Being able to reuse technology and lexical resources at a granular level provides nonlinguistically trained developers with a low impact adoption path of language technologies into existing applications and solutions. Initial support for natural language can be added at low cost, as default lexical and grammar resources are available for reuse, as are tools to create and enrich those resources. Optimization and customization can then be performed as expertise grows.

Fig. 10
figure 10

A virtual assistant as natural language interface to applications

The open standards of the Semantic Web provide a very suitable way to implement such an ecosystem, as it supports the publishing and sharing of resources and services on the web, based on Semantic Web formalisms and tools. Examples are the Linguistic Linked Data (Chiarcos et al. 2012) cloud,Footnote 3 which forms a growing ecosystem of interlinked language resources such as dictionaries and lexica, and the Language Grid (Murakami et al. 2014) which offers an architecture for sharing and composing language services.

A different way to exploit the modularity of the resources is creating extensible, novel end-user services, as shown in Fig. 10. Imagine a virtual assistant , presumably on a smartphone, that could easily be extended by app developers with new capabilities and that allows consumers to create their own personal virtual assistant supporting services of interest to them and, as a consequence, covering exactly the range of dialog needed for those selected services. The architecture we presented in this chapter could be the basis of a software development kit that allows app developers to associate their apps with domain and task conceptualizations and lexicalizations to allow for instance the phone’s standard virtual assistant to disclose the app’s services using voice dialog. For instance, a weather app could come with a conceptualization and lexicalization of the weather domain, allowing the consumer to query the phone’s virtual assistant for the weather situation, possibly using a standard vocabulary for querying.

5 Conclusion and Future Work

In order to support the adoption of language technology into existing services and applications, especially by companies with little or no linguistic expertise, we proposed a new paradigm for the creation and use of language technology resources. Starting from a conceptualization that scopes the supported language fragment to exactly those expressions and constructions relevant for the application in question, we exploited declarative lexical information for specifying verbalizations of concepts. On both levels, conceptual and lexical, we clearly separated domain and task aspects. Further, lexical representations served as input for the automatic generation of language technology resources, thereby removing both the need for expertise in specific formats and the dependence on particular implementations of them.

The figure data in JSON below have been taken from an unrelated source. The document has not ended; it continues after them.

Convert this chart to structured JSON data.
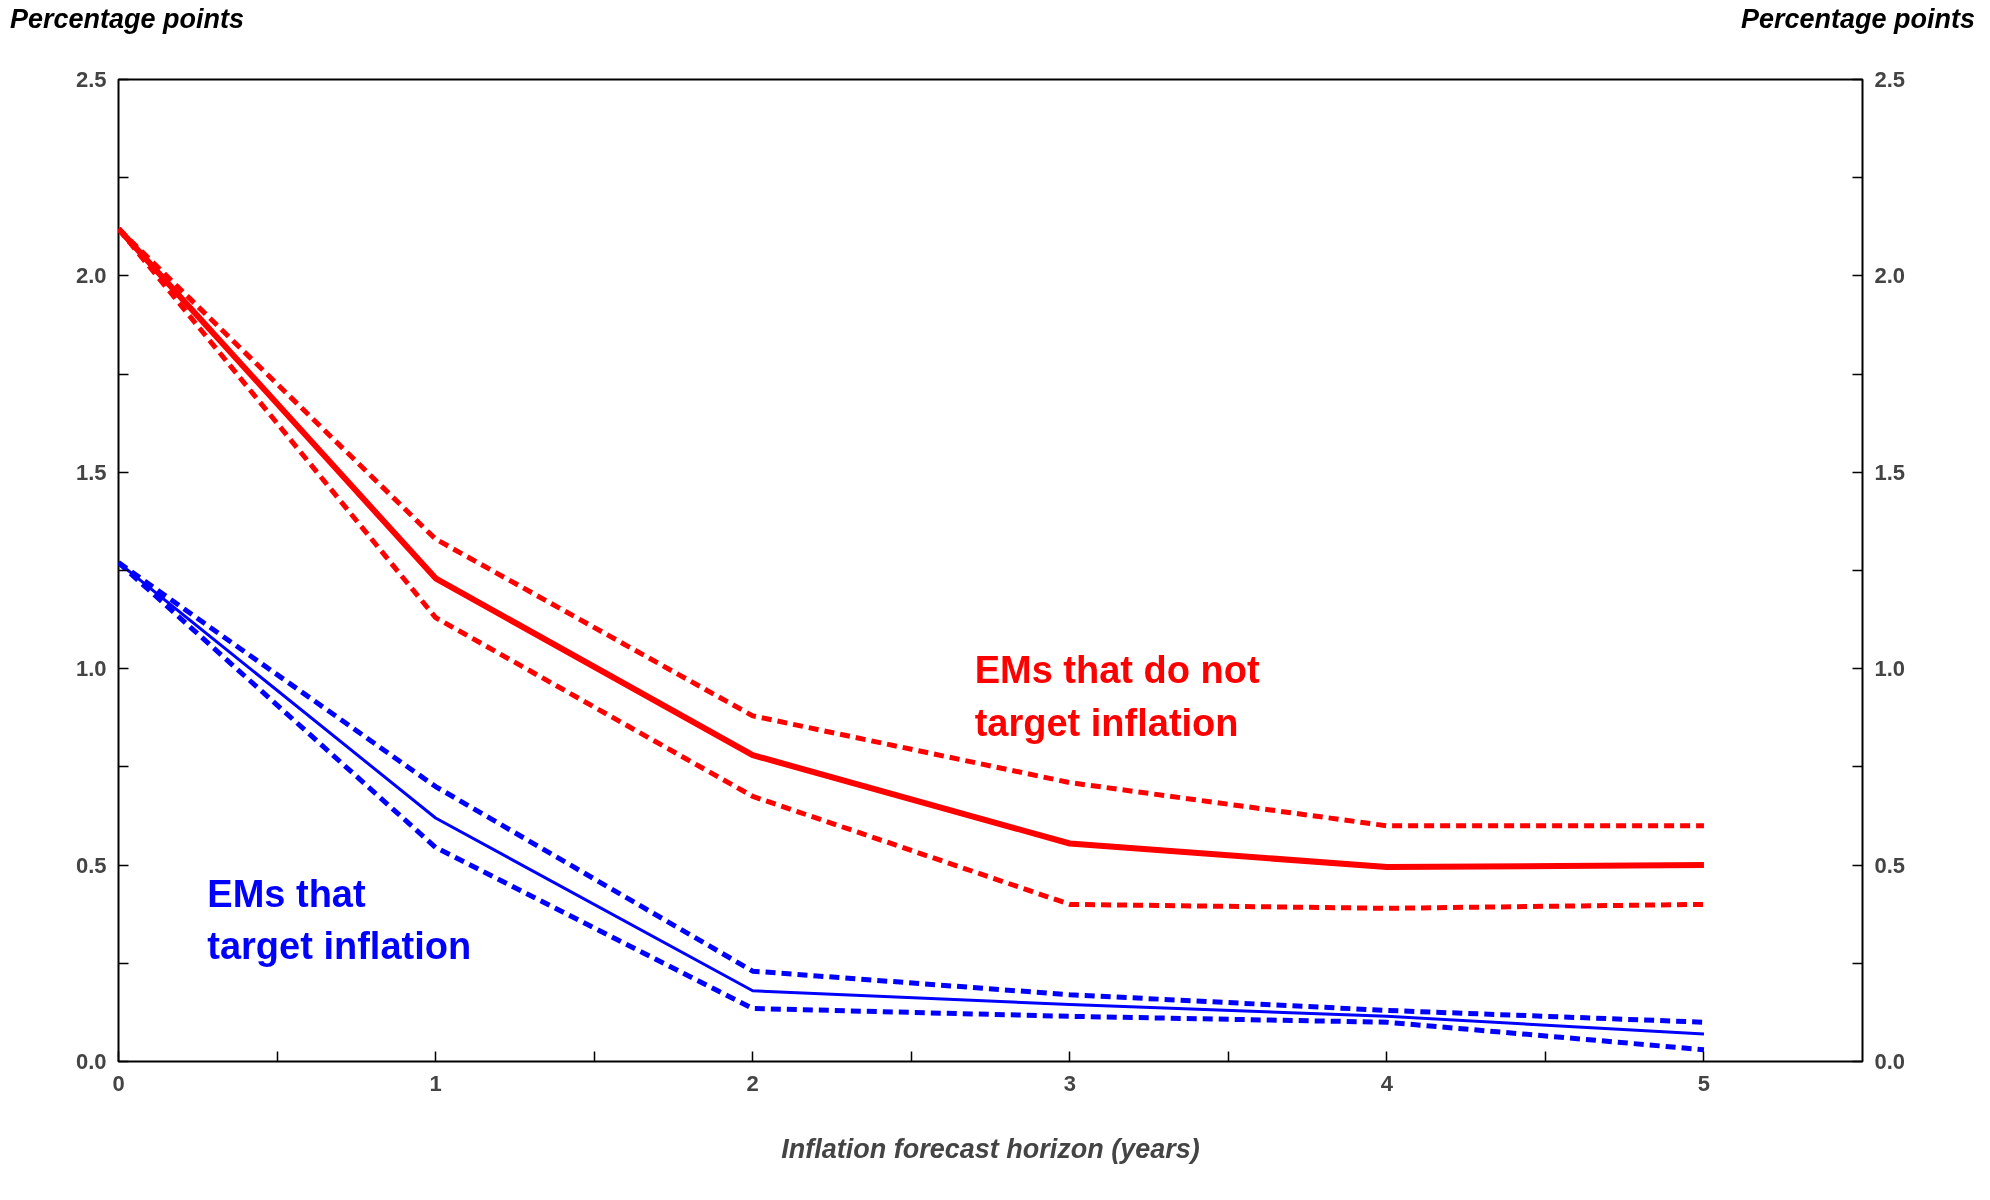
{
  "chart_data": {
    "type": "line",
    "xlabel": "Inflation forecast horizon (years)",
    "ylabel": "Percentage points",
    "y2label": "Percentage points",
    "x": [
      0,
      1,
      2,
      3,
      4,
      5
    ],
    "series": [
      {
        "name": "EMs that do not\ntarget inflation",
        "color": "#ff0000",
        "values": [
          2.12,
          1.23,
          0.78,
          0.555,
          0.495,
          0.5
        ],
        "line_style": "solid"
      },
      {
        "color": "#ff0000",
        "values": [
          2.12,
          1.33,
          0.88,
          0.71,
          0.6,
          0.6
        ],
        "line_style": "dashed"
      },
      {
        "color": "#ff0000",
        "values": [
          2.12,
          1.13,
          0.675,
          0.4,
          0.39,
          0.4
        ],
        "line_style": "dashed"
      },
      {
        "name": "EMs that\ntarget inflation",
        "color": "#0000ff",
        "values": [
          1.27,
          0.62,
          0.18,
          0.145,
          0.115,
          0.07
        ],
        "line_style": "solid"
      },
      {
        "color": "#0000ff",
        "values": [
          1.27,
          0.7,
          0.23,
          0.17,
          0.13,
          0.1
        ],
        "line_style": "dashed"
      },
      {
        "color": "#0000ff",
        "values": [
          1.27,
          0.545,
          0.135,
          0.115,
          0.1,
          0.03
        ],
        "line_style": "dashed"
      }
    ],
    "xlim": [
      0,
      5.5
    ],
    "xticks": [
      0,
      {
        "value": 0.5,
        "label": null
      },
      1,
      {
        "value": 1.5,
        "label": null
      },
      2,
      {
        "value": 2.5,
        "label": null
      },
      3,
      {
        "value": 3.5,
        "label": null
      },
      4,
      {
        "value": 4.5,
        "label": null
      },
      5
    ],
    "ylim": [
      0,
      2.5
    ],
    "yticks": [
      {
        "value": 0,
        "label": "0.0"
      },
      {
        "value": 0.25,
        "label": null
      },
      {
        "value": 0.5,
        "label": "0.5"
      },
      {
        "value": 0.75,
        "label": null
      },
      {
        "value": 1,
        "label": "1.0"
      },
      {
        "value": 1.25,
        "label": null
      },
      {
        "value": 1.5,
        "label": "1.5"
      },
      {
        "value": 1.75,
        "label": null
      },
      {
        "value": 2,
        "label": "2.0"
      },
      {
        "value": 2.25,
        "label": null
      },
      {
        "value": 2.5,
        "label": "2.5"
      }
    ],
    "y2lim": [
      0,
      2.5
    ],
    "y2ticks": [
      {
        "value": 0,
        "label": "0.0"
      },
      {
        "value": 0.25,
        "label": null
      },
      {
        "value": 0.5,
        "label": "0.5"
      },
      {
        "value": 0.75,
        "label": null
      },
      {
        "value": 1,
        "label": "1.0"
      },
      {
        "value": 1.25,
        "label": null
      },
      {
        "value": 1.5,
        "label": "1.5"
      },
      {
        "value": 1.75,
        "label": null
      },
      {
        "value": 2,
        "label": "2.0"
      },
      {
        "value": 2.25,
        "label": null
      },
      {
        "value": 2.5,
        "label": "2.5"
      }
    ],
    "grid": false
  }
}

As proof of concept, we provided an implementation based on Semantic Web standards, creating GF grammars from lemon lexicalizations attached to an underlying OWL conceptualization of a domain, showing that it supports typical adoption scenarios.

A limitation to be addressed in future work is that in the given implementation, task grammars were still constructed manually. This mirrors the fact that the conceptualizations and lexica already present on the web so far mainly focus on domains, whereas the task that is supported is often implicitly assumed to be querying. Conceptualization of other tasks as well as multilingual lexical information for verbalizing them are still widely lacking. We therefore aim at a general conceptualization of different tasks and, if necessary, an extension of the lemon model for task verbalizations.

Furthermore, we plan to explore how the proposed paradigm can be applied to other areas of language technology, for example, generating phrase tables for machine translation, possibly building on the same Semantic Web standards for conceptualizations and lexicalizations.

This will lift the proposed three-dimensional architecture to its full potential, enabling the reuse of multilingual lexical resources for domains and tasks across the web and allowing the application of these resources in a wide range of language technologies, moving towards an ecosystem for language technology.